We’re launching a brand new feature on Liminal Fiction – “Writer Fuel – cool real-world stories that might inspire your little writer heart. Today:
Astronomers have taken the first detailed look at a mysterious Milky Way object known as “The Accident” — and discovered that it’s even more perplexing than previous studies indicated. The Accident is not quite a star (scientists can tell from its dim glow that there’s no nuclear fusion powering the object), and it’s not quite a planet, either. According to a study published June 30 in The Astrophysical Journal Letters, The Accident is something in between — a rare class of object known as a brown dwarf, or a failed star.
Brown dwarfs can be up to 80 times larger than Jupiter, but they typically hold just a tiny fraction of the mass of Earth’s sun, according to Brittanica. Astronomers suspect that these objects start their lives like stars but don’t accumulate enough mass to sustain nuclear fusion in their cores; instead, brown dwarfs slowly cool and dim over millions or billions of years until they’re nothing more than dull red or purple embers.
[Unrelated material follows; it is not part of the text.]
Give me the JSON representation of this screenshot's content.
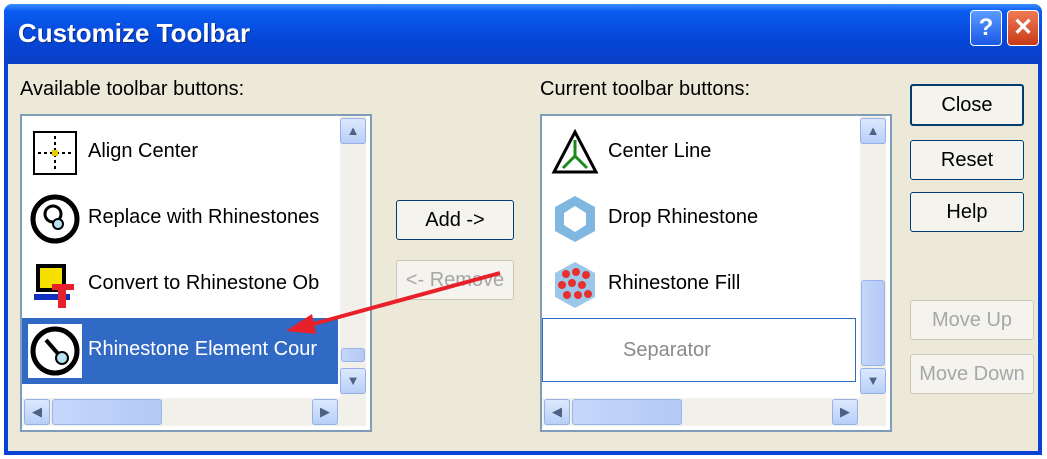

While brown dwarfs are far too dim to see with the naked eye, scientists have detected about 2,000 such objects in the Milky Way using infrared telescopes, like NASA’s Near-Earth Object Wide-Field Infrared Survey Explorer (NEOWISE). The Accident turned up in one such NEOWISE survey of the sky, when a citizen scientist caught a glimpse of the object swooping across the screen and photo-bombing a different group of brown dwarf candidates. (This accidental discovery gave the object its nickname).